When in doubt, edit out

The best thing my parents did for me was something they actually did for themselves: buy and read books non-stop, and leave them all around the house.

The best thing my parents did for me was something they actually did for themselves: buy and read books non-stop, and leave them all around the house. My brother and I had no choice but to pick them up and start reading. And once we started, we couldn’t stop.

We demanded new books (and got them) every other week and gobbled them up faster than you could say greedy. In between our own books, we devoured everything that was already in the house, from classics to encyclopedias to age-inappropriate—at the time—novels by Harold Robbins and Jacqueline Susann. We didn’t always understand what we read but that didn’t stop us from going at every book till we reached the last page.

I remember a trip to Vizag where my brother—all of eight—summoned me to stand outside the bathroom (where he was sitting on the throne, reading a book left there by my father) to supply the meaning of words that he didn’t understand. Our parents were out and we were lounging about in the hotel. The book, I still remember, was Ludlum’s The Bourne Identity. It had just come out, and was on my father’s holiday reading list (and should certainly not have been on my brother’s).

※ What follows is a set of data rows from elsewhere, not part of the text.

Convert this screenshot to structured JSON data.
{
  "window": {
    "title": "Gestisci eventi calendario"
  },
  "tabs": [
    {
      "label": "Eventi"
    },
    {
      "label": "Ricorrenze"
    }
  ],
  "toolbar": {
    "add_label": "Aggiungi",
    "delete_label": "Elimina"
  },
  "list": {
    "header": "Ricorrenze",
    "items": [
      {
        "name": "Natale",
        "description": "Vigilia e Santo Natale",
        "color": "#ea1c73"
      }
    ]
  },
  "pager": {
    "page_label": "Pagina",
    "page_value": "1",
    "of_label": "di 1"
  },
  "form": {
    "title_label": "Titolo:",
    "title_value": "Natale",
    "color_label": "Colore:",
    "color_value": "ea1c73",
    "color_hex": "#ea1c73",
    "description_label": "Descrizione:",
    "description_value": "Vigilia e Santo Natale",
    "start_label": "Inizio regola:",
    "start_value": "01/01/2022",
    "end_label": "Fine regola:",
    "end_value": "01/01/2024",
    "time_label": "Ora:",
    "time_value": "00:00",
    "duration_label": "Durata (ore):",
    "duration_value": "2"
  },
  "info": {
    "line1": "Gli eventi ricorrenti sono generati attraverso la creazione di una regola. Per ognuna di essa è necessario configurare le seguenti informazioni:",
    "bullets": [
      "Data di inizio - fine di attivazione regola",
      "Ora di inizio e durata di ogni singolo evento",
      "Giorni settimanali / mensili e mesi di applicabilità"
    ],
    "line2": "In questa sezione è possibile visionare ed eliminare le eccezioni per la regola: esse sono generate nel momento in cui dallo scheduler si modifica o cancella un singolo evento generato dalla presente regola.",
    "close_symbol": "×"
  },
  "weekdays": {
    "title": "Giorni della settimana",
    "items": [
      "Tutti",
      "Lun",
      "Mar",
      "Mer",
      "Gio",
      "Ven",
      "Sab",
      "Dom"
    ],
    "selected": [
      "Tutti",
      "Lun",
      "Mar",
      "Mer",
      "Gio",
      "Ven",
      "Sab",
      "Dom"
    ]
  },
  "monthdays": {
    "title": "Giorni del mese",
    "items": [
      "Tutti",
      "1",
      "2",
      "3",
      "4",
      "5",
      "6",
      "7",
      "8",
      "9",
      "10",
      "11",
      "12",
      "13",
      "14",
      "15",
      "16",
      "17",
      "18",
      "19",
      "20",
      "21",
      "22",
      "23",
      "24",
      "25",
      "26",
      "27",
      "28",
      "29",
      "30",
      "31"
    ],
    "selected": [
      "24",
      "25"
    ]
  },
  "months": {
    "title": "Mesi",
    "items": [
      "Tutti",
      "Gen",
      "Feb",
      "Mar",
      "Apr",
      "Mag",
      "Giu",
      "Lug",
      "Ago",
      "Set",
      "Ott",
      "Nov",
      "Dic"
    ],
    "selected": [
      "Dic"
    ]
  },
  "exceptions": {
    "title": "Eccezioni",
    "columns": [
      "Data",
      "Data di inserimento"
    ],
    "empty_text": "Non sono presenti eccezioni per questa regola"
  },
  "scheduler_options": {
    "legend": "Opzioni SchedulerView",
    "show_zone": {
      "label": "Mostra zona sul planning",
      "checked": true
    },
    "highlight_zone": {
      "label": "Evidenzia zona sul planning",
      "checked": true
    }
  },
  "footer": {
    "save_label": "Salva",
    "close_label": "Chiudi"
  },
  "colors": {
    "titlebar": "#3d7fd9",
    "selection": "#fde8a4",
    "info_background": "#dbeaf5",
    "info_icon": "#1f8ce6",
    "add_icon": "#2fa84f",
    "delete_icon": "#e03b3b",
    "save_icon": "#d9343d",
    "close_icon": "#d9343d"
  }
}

When I think about it, I’m sure our parents knew we were reading stuff that wasn’t meant for us. But since this was well before the age of helicopter parenting, they probably blinked away the thought before it fully formed in their head and just ordered us to go out and play for a bit.  
In a few years, all that would change. Some of the most popular children’s authors would wilt under the microscope of political correctness. Enid Blyton would be banned from libraries for racism and stereotyping the poor, and ‘Gollywogs’ would be scrubbed out of the Noddy books. Roald Dahl would be heckled, particularly for The Witches, and “portraying women as worthy of contempt by children”. The racist Huckleberry Finn and Dr Doolittle would get the stick too, not least for the good doctor’s  plan to ‘bleach a black man white so that he could marry a white princess’.

To be fair to the old authors, the biases that crept into their books were probably a reflection of their times as much as their own mindset. Since we live in more enlightened times, our writers don’t have that excuse. Which is why we, or rather writers and publishers in the West, have created ‘sensitivity readers’. These are people, who, for a fee, check manuscripts for biases that the writer may not be aware that he/she nurtures and/or hurtful, inaccurate or inappropriate depictions of any minority group. Since books meant for children and young adults (YA) need the most monitoring, YA author Justina Ireland has even set up an online directory, called Writing in the Margins, of people with varied qualifications (like ‘paralegal, diagnosed with a terminal illness, gay, Jewish’) to help writers cut out the “internalized bias and negatively charged language” that can arise when people write about subjects outside their own experiences. Fees start at $250 for a high-level overall read of a manuscript of 60,000-100,000 words. Editing costs extra.
Now all we need are experts to stop kids from finding and reading books not meant for them. That service should be priceless.